Initially I just hardcoded a set of prompts for the generator to use, but they resulted in a lot of fairly similar images. To make things more interesting, I started dynamically generating the prompt using a combination of:
- A prefix such as “A painting of”, “A sketch of”, “A photograph of”
- In 80% of prompts, an artist reference such as “in the style of Andy Warhol”
- In 30% of prompts, a film reference such as “from the film The Matrix”
- 1-10 random suffixes such as “bokeh”, “8K”, “trending in Artstation”6
Initially I had the film and artist prompts independent, but the occasions where neither appeared in the prompt lead to pretty bad images. Instead, there’s now a 20% chance of a film reference, a 70% chance of an artist reference, and a 10% chance of both7. There’s a list of around 10 prefixes, 70 artists, 20 films and 20 suffixes which gives a large pool of random prompts.
Everything I’ve described is now live on chameth.com – if you visit you might get a unique, never-been-seen before version of me. The code for the generating and serving is available on GitHub if you’re interested or want to replicate this for yourself.

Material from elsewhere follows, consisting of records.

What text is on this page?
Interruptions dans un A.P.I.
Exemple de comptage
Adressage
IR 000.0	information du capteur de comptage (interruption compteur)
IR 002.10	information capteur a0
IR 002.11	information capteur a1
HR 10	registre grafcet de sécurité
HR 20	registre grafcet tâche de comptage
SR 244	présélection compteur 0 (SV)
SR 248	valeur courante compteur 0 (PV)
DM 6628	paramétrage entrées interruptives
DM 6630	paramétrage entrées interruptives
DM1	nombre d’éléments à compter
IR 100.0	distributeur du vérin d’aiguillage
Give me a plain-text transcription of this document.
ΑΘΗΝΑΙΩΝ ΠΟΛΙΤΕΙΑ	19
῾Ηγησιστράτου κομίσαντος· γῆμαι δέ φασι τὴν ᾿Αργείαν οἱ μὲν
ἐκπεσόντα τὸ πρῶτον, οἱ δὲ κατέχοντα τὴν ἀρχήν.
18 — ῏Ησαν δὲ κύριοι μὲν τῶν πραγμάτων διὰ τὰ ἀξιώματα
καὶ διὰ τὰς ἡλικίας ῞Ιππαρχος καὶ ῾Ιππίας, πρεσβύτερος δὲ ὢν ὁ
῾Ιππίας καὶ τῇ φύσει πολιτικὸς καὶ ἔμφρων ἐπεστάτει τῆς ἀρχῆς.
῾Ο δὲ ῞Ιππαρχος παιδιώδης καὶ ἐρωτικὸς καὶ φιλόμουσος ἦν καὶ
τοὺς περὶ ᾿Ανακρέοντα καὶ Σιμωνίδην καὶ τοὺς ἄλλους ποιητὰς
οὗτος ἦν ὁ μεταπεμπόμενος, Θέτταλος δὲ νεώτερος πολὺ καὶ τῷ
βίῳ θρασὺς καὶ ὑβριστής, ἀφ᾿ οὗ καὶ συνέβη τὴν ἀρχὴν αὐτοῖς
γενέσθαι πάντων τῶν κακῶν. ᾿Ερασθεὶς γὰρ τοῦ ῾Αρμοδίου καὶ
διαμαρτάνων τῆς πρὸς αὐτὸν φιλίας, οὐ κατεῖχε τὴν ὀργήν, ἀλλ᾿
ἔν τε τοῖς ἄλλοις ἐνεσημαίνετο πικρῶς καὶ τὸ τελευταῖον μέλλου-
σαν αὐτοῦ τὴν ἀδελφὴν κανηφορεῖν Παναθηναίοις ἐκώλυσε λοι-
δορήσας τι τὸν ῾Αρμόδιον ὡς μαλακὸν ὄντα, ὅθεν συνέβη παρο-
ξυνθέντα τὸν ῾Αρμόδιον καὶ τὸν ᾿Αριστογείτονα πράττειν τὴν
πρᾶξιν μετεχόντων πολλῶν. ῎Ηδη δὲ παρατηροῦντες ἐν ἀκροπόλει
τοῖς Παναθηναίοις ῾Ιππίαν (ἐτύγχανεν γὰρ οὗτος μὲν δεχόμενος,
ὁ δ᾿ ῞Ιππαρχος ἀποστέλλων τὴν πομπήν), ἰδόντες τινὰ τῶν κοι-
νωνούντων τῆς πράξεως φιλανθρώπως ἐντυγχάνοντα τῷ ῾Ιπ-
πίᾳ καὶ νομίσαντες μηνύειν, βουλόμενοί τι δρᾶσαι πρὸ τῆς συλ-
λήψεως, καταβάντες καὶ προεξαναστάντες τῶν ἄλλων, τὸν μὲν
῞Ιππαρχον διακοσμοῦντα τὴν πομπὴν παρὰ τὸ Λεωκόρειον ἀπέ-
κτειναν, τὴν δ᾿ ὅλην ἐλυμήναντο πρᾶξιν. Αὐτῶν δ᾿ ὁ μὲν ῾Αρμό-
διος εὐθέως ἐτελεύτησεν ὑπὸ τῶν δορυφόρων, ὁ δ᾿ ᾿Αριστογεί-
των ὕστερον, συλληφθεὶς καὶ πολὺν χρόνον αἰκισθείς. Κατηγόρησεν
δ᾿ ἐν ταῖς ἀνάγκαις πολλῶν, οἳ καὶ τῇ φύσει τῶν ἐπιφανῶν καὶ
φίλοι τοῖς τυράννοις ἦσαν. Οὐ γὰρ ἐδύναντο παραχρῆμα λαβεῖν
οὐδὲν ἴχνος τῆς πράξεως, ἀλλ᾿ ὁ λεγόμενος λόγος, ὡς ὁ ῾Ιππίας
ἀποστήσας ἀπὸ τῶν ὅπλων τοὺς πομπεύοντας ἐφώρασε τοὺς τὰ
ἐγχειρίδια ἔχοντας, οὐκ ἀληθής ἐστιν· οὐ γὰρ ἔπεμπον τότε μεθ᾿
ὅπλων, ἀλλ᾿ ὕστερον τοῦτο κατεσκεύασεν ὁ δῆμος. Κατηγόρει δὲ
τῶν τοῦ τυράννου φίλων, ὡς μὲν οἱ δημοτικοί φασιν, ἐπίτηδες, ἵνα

To finish off, I ran off a batch of 200 avatars and have selected the most interesting ones:
As you can see there was one output that appears to be a cat with a ball of yarn, rather than a picture of me. That seems to happen occasionally when the various parts of the prompt don’t gel well, but I’m happy with 0.5% or so of the images being somewhat random! The batch of 200 avatars took just shy of 17 minutes to generate, which will result in a bill of $0.22 from Paperspace.
The famous quote from Arthur C Clark comes to mind when I think too much about how this works: “Any sufficiently advanced technology is indistinguishable from magic”. ↩︎
The only thing it doesn’t help with is finding enough pictures of yourself to use for the training data. That’s presumably easier if you’re more of a “selfie person” than I am. ↩︎
There were a lot of differences that could account for the extra slowness: my custom model was based on the larger 2.1 SD model rather than 1.5; I was using different software; and my laptop CPU is far more modern than the server’s. ↩︎
In the genericised sense: I used Duck Duck Go. ↩︎
One of my biggest concerns here was to avoid putting a “make Chris pay money” button on the Internet. That felt like a bad idea. ↩︎
AKA the random detritus that gets appended to prompts to make images better in mysterious ways. The English pedant in me hates this nonsense, but the results when you spam rubbish modifiers are inarguably better than when using straight forward prose. ↩︎
Imagining the Venn Diagrams is left as an exercise for the reader. ↩︎